How to use Nebius AI securely
This section provides recommendations for using IAM features to ensure the secure operation of Nebius AI services.
Don't grant unnecessary access rights
For critical resources:
- Assign the minimum required roles.
- Assign only the roles you need at the moment. Don't assign roles that might only be needed in the future.
Protect your Google account
To better safeguard your resources from unauthorized access, we recommend enabling two-factor authentication
Use service accounts
Use service accounts to automate work with Nebius AI and follow these recommendations:
-
Control access to your service accounts. The
editor
role for a service account lets the user perform operations permitted under the service account.
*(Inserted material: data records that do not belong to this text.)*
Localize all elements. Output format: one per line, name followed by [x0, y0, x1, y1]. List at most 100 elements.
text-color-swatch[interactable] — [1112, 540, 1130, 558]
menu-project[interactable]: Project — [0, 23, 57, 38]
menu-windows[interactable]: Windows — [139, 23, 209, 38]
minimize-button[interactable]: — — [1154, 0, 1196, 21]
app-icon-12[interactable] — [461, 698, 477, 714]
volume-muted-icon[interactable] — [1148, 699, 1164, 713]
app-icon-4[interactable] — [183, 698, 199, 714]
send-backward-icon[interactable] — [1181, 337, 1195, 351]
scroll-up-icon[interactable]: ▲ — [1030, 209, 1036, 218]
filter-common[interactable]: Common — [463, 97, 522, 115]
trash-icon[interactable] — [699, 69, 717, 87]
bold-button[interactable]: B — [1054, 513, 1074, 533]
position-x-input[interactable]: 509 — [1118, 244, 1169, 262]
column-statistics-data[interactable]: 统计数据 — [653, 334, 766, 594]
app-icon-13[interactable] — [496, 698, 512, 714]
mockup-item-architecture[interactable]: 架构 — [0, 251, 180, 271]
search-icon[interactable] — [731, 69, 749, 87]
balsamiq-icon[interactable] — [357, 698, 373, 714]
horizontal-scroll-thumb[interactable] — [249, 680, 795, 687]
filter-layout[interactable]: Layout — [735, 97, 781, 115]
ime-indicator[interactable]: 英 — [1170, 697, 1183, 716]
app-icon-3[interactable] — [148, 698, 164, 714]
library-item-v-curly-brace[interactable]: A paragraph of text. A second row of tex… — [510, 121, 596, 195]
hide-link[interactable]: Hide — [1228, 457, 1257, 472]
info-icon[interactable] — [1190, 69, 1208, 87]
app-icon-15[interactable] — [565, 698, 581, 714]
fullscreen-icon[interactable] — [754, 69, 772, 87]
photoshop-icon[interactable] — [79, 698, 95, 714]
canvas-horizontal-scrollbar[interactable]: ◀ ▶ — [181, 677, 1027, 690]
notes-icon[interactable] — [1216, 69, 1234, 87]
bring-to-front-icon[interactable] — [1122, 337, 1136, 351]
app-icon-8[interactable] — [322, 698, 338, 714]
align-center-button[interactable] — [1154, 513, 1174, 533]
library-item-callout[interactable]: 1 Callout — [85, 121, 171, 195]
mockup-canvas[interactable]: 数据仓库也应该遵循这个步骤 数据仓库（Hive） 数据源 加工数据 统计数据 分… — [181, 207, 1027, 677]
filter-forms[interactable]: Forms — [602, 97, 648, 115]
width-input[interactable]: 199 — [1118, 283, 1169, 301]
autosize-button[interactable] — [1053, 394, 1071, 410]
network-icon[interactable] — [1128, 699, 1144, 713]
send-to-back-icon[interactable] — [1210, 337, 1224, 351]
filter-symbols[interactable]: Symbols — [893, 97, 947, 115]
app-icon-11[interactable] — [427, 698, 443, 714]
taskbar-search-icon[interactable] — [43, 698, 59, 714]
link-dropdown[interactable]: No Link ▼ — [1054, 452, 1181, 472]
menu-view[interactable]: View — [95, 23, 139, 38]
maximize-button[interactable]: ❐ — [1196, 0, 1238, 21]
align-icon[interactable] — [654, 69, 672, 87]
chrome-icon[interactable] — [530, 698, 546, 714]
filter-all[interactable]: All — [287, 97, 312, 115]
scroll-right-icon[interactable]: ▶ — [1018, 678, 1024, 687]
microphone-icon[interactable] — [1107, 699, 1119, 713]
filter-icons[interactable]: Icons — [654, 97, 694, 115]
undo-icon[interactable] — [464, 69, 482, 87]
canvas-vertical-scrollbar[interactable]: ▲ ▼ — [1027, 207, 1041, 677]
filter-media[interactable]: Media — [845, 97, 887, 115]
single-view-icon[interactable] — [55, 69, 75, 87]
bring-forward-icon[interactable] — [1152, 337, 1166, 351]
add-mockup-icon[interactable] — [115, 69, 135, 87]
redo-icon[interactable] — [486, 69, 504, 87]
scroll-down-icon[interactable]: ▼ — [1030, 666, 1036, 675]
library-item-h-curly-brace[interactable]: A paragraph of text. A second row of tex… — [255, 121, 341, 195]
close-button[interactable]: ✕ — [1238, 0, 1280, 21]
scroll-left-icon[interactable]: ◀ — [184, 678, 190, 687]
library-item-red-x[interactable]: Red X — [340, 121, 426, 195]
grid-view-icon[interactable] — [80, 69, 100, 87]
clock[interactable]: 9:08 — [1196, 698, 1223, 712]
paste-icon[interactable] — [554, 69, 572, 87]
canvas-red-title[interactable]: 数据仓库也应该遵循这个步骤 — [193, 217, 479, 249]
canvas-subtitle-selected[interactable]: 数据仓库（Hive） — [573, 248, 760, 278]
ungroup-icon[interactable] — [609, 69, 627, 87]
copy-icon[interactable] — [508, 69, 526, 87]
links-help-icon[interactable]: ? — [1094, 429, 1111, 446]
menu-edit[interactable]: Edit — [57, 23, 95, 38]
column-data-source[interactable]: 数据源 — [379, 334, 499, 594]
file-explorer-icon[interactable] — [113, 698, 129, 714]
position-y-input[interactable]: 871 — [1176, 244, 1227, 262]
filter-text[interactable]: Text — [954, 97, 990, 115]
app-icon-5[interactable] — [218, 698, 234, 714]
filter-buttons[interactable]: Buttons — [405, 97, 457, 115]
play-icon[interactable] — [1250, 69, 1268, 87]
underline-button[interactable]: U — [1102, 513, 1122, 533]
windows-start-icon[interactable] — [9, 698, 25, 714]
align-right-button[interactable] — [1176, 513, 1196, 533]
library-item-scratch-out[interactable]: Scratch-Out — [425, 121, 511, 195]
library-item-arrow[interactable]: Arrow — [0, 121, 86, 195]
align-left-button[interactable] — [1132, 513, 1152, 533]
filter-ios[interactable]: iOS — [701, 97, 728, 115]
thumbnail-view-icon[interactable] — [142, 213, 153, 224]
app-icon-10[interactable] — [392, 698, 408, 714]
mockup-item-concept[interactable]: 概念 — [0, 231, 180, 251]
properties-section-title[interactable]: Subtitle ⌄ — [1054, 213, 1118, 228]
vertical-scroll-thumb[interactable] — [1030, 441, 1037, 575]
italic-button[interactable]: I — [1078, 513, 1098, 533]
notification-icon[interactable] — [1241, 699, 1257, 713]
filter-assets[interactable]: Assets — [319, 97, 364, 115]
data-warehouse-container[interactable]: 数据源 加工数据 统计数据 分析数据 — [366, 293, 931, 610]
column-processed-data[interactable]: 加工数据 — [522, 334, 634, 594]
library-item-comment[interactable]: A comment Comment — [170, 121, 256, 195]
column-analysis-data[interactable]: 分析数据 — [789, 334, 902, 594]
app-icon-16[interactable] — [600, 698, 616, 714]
If the service account has the administrator role for the cloud, the user can use it to make themselves an administrator. -
Create separate service accounts for different tasks. This way you can only assign them the roles you actually need. You can revoke roles from a service account or delete it without affecting other service accounts.
-
Name your service accounts according to their intended purposes and permissions.
-
Keep your service account keys a secret — they can be used to perform operations on behalf of your service accounts. Don't keep the service account keys in the source code.
Periodically revoke old keys and issue new ones. Be sure to do this if you think someone discovered your secret key.
-
Don't use your keys for authentication if you can use IAM tokens. Keys have an unlimited lifetime, while IAM tokens are valid for 12 hours.